Italy is probably not one of the first countries that comes to mind for outstanding black metal. It is a country known primarily for its wealth of outstanding power metal after all. However, there are always diamonds to be found in the rough and Deadly Carnage are certainly one of them. Through the Void, Above the Suns is their fourth album and it brings forth a unique blend of post-black metal and atmospheric doom that is not only artistically compelling but also thoroughly enjoyable.



The one thing that immediately jumps out at you about this album is the riffs. Most forms of black and post-black metal are not known for having high-quality riffs but Deadly Carnage bucks that trend. The riffs on this album are fantastic, with plenty of heaviness in the tone while also displaying an excellent sense of melody. Consider the mid-album instrumental “Cosmi” as a prime example. It starts with a plodding, doomy riff, layers in a gorgeous guitar melody, and speeds up a tad while still maintaining the doomy atmosphere and pace until speeding up further for a blissfully bleak mid-section.
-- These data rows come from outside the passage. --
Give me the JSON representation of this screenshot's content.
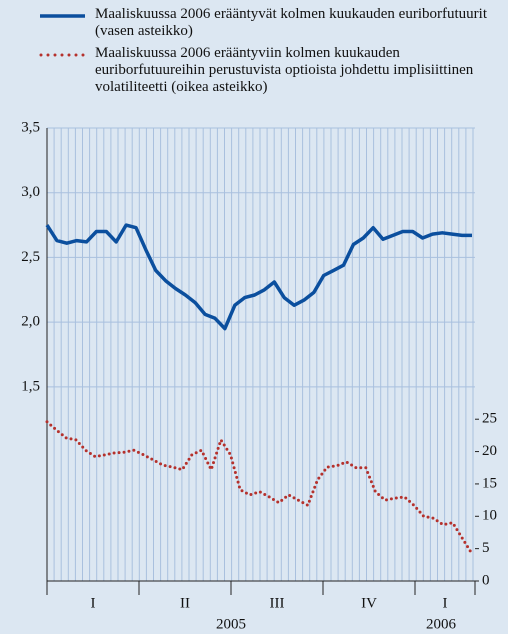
{
  "chart_data": {
    "type": "line",
    "series": [
      {
        "name": "Maaliskuussa 2006 erääntyvät kolmen kuukauden euriborfutuurit (vasen asteikko)",
        "color": "#0b4f9e",
        "style": "solid",
        "values": [
          2.75,
          2.63,
          2.61,
          2.63,
          2.62,
          2.7,
          2.7,
          2.62,
          2.75,
          2.73,
          2.56,
          2.4,
          2.32,
          2.26,
          2.21,
          2.15,
          2.06,
          2.03,
          1.95,
          2.13,
          2.19,
          2.21,
          2.25,
          2.31,
          2.19,
          2.13,
          2.17,
          2.23,
          2.36,
          2.4,
          2.44,
          2.6,
          2.65,
          2.73,
          2.64,
          2.67,
          2.7,
          2.7,
          2.65,
          2.68,
          2.69,
          2.68,
          2.67,
          2.67
        ]
      },
      {
        "name": "Maaliskuussa 2006 erääntyviin kolmen kuukauden euriborfutuureihin perustuvista optioista johdettu implisiittinen volatiliteetti (oikea asteikko)",
        "color": "#b5312c",
        "style": "dotted",
        "axis": "y2",
        "values": [
          24.6,
          23.3,
          22.1,
          21.8,
          20.2,
          19.2,
          19.5,
          19.8,
          19.9,
          20.2,
          19.5,
          18.7,
          17.9,
          17.6,
          17.2,
          19.5,
          20.2,
          17.2,
          21.8,
          19.5,
          14.1,
          13.3,
          13.8,
          13.0,
          12.1,
          13.3,
          12.5,
          11.7,
          15.6,
          17.6,
          17.8,
          18.4,
          17.5,
          17.5,
          13.8,
          12.5,
          12.8,
          13.0,
          11.7,
          10.0,
          9.7,
          8.7,
          9.0,
          6.6,
          4.2
        ]
      }
    ],
    "quarters": [
      "I",
      "II",
      "III",
      "IV",
      "I"
    ],
    "years": [
      "2005",
      "2006"
    ],
    "ylim": [
      0,
      3.5
    ],
    "yticks": [
      {
        "value": 1.5,
        "label": "1,5"
      },
      {
        "value": 2.0,
        "label": "2,0"
      },
      {
        "value": 2.5,
        "label": "2,5"
      },
      {
        "value": 3.0,
        "label": "3,0"
      },
      {
        "value": 3.5,
        "label": "3,5"
      }
    ],
    "y2lim": [
      0,
      70
    ],
    "y2ticks": [
      0,
      5,
      10,
      15,
      20,
      25
    ],
    "grid": true
  }
}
Naturally, it goes back to the doomy pace to finish out the song but that is a lot going on for a song under three minutes. It is not all slow and doomy though as “Lumis” boasts decent speed (for the style) and a fast and furious, tremolo picked mid-section. Even in the tremolo picking though, the atmosphere and tremendous melodies are maintained and that is what sets Deadly Carnage apart from many of their peers.



The drumming on this album is truly excellent. There is very little speed in Marco’s style here but you can tell that every fill and every beat has purpose. Nothing he does is on a whim or left to chance and it makes the album that much more compelling. There is one exception and that is “Divide,” which contains multiple sections of unrestrained blast beats and double kick drumming. Even then, there is plenty of atmosphere as Marco plays the black metal standard slower than usual. There is plenty of bombast in Marco’s style but it all has a purpose and he mixes in a lot of variety over the course of the album. Just listen to the opening pattern of “Matter.” It sounds like the slow, steady drums of a battalion going off to war. It eventually speeds up but also brings in some nice cymbals to add to the fray.
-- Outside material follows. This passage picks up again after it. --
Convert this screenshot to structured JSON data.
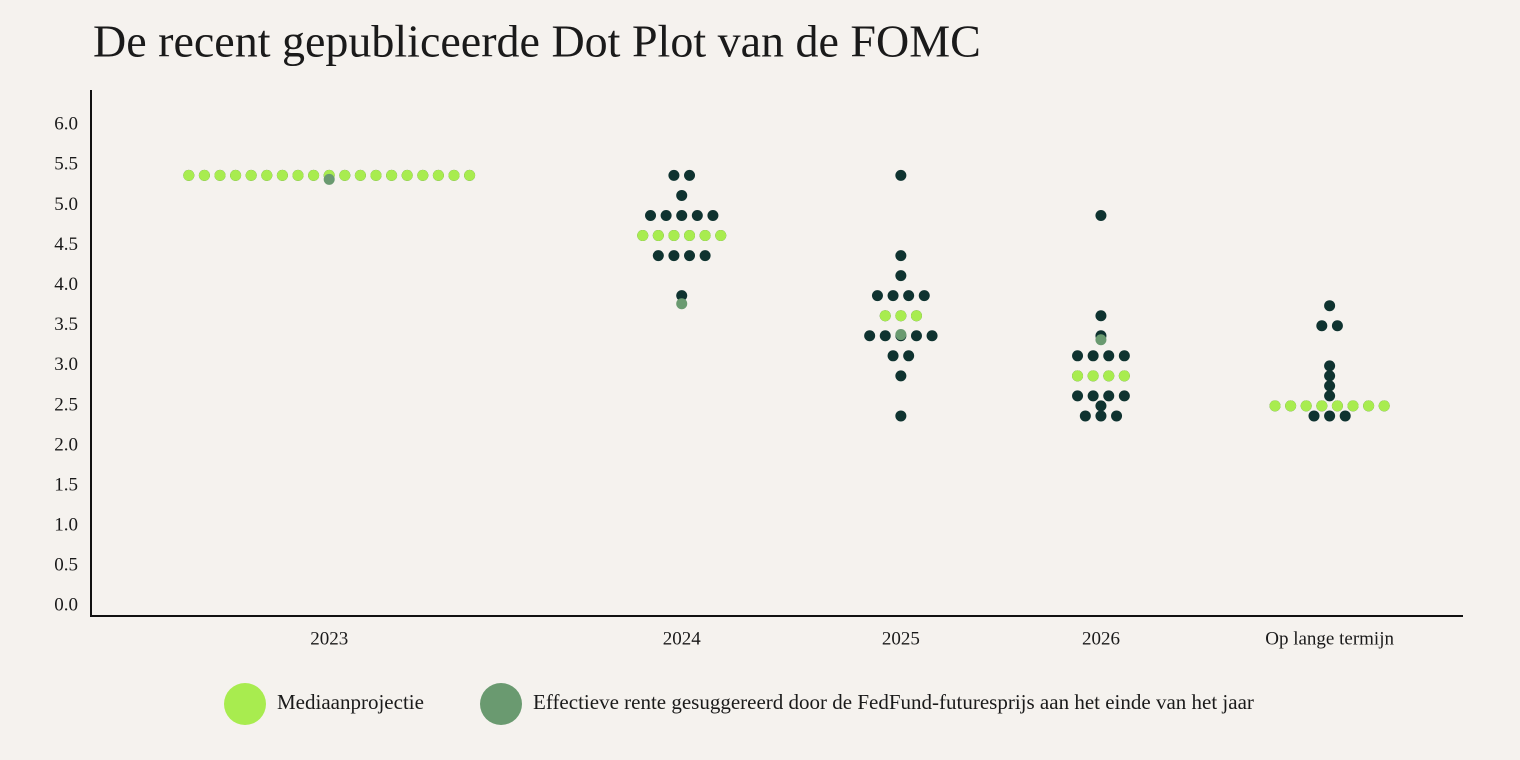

Alexios’ vocals on this album are really interesting and very well done overall. His harsh vocals are harsh enough to fit the post-black bill but clean enough to where you can sort of understand the lyrics. His clean vocals are top-notch too and the way he can flow between them so easily makes the album pretty easy to follow. His cleans are the kind of soaring vocals you expect in post-black and they have more power and bite to them than those of say, Neige. “Ifene” is almost entirely clean vocals and if you understand Italian, you could probably figure out the lyrics. Alexios also handles the synths and shares the guitar duties with Dave, which allows the band to really flesh out all the progression, even interspersing three short instrumentals throughout the album. Naturally, it helps a great deal that the synths provide a wonderful atmosphere for this album with plenty of enchanting melodies.
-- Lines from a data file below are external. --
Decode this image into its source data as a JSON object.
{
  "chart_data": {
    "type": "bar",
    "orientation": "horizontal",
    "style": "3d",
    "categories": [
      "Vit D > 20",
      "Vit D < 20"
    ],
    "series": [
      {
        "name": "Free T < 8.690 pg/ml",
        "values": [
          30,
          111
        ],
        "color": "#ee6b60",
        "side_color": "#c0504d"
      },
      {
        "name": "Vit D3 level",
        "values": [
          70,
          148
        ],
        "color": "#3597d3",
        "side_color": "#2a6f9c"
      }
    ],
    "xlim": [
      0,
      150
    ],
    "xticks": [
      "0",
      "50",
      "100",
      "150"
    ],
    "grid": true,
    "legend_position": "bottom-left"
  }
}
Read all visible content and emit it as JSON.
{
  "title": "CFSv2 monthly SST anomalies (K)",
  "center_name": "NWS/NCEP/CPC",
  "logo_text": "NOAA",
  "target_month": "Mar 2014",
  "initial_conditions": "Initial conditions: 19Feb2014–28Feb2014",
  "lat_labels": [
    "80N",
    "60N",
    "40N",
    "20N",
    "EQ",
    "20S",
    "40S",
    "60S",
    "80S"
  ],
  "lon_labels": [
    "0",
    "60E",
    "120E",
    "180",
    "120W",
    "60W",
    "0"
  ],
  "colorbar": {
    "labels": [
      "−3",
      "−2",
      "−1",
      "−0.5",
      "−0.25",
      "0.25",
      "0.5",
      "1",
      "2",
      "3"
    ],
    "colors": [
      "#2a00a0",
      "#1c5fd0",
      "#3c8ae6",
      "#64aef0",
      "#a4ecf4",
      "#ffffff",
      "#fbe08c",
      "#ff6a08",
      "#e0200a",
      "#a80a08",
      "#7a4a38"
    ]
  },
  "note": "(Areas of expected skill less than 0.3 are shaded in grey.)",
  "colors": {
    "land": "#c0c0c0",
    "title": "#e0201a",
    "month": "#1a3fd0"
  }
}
This album is obviously not for everyone but if you are a fan of post-black metal in all its bleak, soaring glory, you should definitely give this a few spins. The atmosphere is incredible and while things may start out fairly bleak, it evolves over the course of the album. As bleak as “Matter” sounds, “Divide” is one of the most bliss-filled, hopeful black metal songs ever written. What this album lacks in speed, it more than makes up for with its heaviness, atmosphere and incredibly strong compositions. It is still early but this should be a strong contender for the top 10 come December.